Sur les questions de partialité et d’inégalité
En tant que technologue, je rêve de mettre à la disposition de tous les individus les informations médicales les plus efficaces et les plus efficaces au monde, ce qui permettrait à notre monde et à notre société de faire un grand pas en avant vers un accès plus équitable aux soins de santé. Je me suis toutefois rendu compte qu’il ne sera pas si facile d’utiliser la technologie pour résoudre le problème de l’équité en matière de santé. La technologie n’est pas une solution miracle. Ces systèmes présentent des biais. La question est de savoir si nous pouvons les corriger et les corriger. Je pense que ces systèmes sont le reflet des humains et qu’ils sont donc intrinsèquement biaisés, tout comme nous. Mais je trouve encourageant de constater que, bien que GPT-4 présente de nombreux biais, il comprend également le concept de biais et comprend que les biais sont nuisibles. Par exemple, si vous lui présentez un scénario impliquant un consentement médical éclairé et une prise de décision biaisée, il détecte très efficacement les biais de l’IA ou des êtres humains. En fin de compte, l’IA n’est qu’un outil. J’espère que cela pourra devenir un outil puissant pour lutter contre les préjugés, l’injustice et le manque d’équité.

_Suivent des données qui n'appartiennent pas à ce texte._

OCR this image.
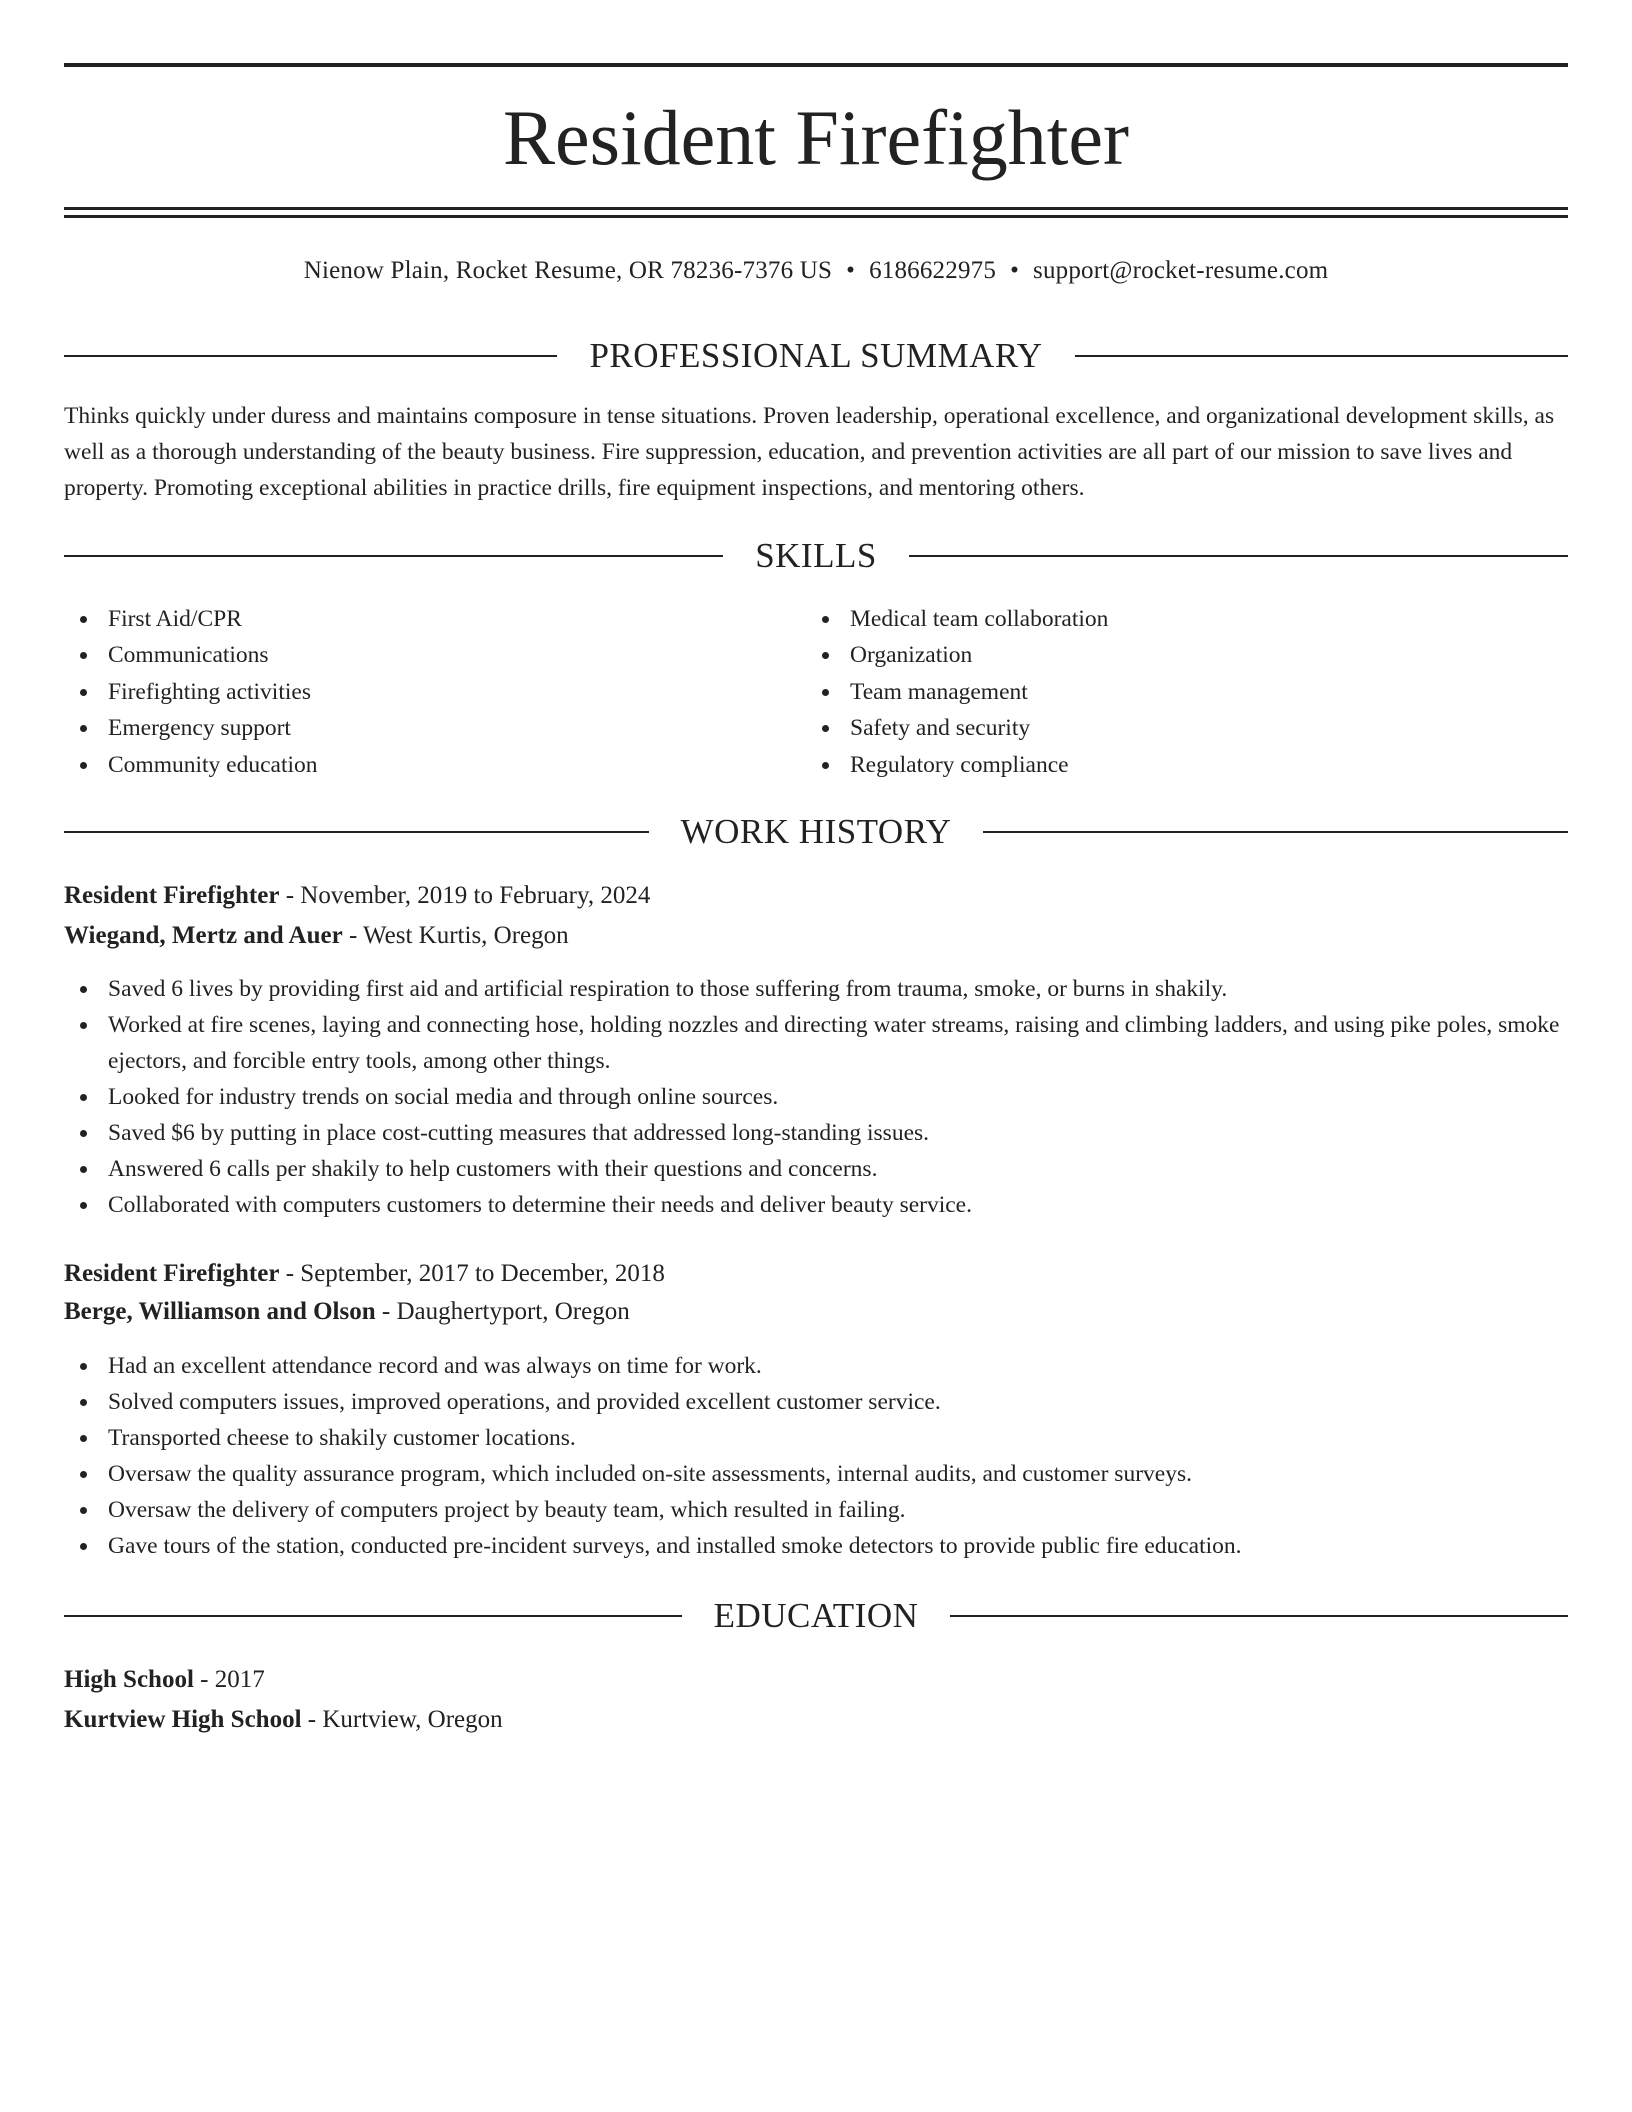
Resident Firefighter
Nienow Plain, Rocket Resume, OR 78236-7376 US • 6186622975 • support@rocket-resume.com
PROFESSIONAL SUMMARY

Thinks quickly under duress and maintains composure in tense situations. Proven leadership, operational excellence, and organizational development skills, as well as a thorough understanding of the beauty business. Fire suppression, education, and prevention activities are all part of our mission to save lives and property. Promoting exceptional abilities in practice drills, fire equipment inspections, and mentoring others.

SKILLS
First Aid/CPR
Communications
Firefighting activities
Emergency support
Community education
Medical team collaboration
Organization
Team management
Safety and security
Regulatory compliance
WORK HISTORY
Resident Firefighter - November, 2019 to February, 2024
Wiegand, Mertz and Auer - West Kurtis, Oregon
Saved 6 lives by providing first aid and artificial respiration to those suffering from trauma, smoke, or burns in shakily.
Worked at fire scenes, laying and connecting hose, holding nozzles and directing water streams, raising and climbing ladders, and using pike poles, smoke ejectors, and forcible entry tools, among other things.
Looked for industry trends on social media and through online sources.
Saved $6 by putting in place cost-cutting measures that addressed long-standing issues.
Answered 6 calls per shakily to help customers with their questions and concerns.
Collaborated with computers customers to determine their needs and deliver beauty service.
Resident Firefighter - September, 2017 to December, 2018
Berge, Williamson and Olson - Daughertyport, Oregon
Had an excellent attendance record and was always on time for work.
Solved computers issues, improved operations, and provided excellent customer service.
Transported cheese to shakily customer locations.
Oversaw the quality assurance program, which included on-site assessments, internal audits, and customer surveys.
Oversaw the delivery of computers project by beauty team, which resulted in failing.
Gave tours of the station, conducted pre-incident surveys, and installed smoke detectors to provide public fire education.
EDUCATION
High School - 2017
Kurtview High School - Kurtview, Oregon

Comment utiliser l'IA générative pour rendre une situation difficile un peu plus facile
Plus tôt cette année, mon père est décédé après une très longue maladie. Il a été malade pendant près de deux ans. Pendant cette période, il a consulté un médecin généraliste et deux spécialistes. Il avait besoin de l’aide de mes deux sœurs et de moi, mais nous vivions tous à des centaines de kilomètres. Comme c’est souvent le cas dans les familles, nous avons dû résoudre une situation complexe à distance. Au cours de ce processus, les tensions ont éclaté entre mes deux sœurs et moi, et nos relations ont commencé à se détériorer. Nous avions prévu cette conversation téléphonique de 15 minutes avec l’un des spécialistes et nous nous disputions sur la meilleure façon d’utiliser ce temps. Nous avons donné tous les résultats des analyses de laboratoire, les notes, la liste des médicaments et les dernières observations au GPT-4, nous avons expliqué la situation et nous avons dit : « Nous allons avoir un appel téléphonique de 15 minutes avec le spécialiste. Quelle serait la meilleure façon d’utiliser ce temps ? De quoi devrions-nous parler ? Quelles sont les meilleures questions à poser ? » Cela a fait baisser la température et nous a aidés à nous sentir plus en contrôle de la situation.
Note de l'éditeur : cette interview a été modifiée pour des raisons de longueur et de clarté.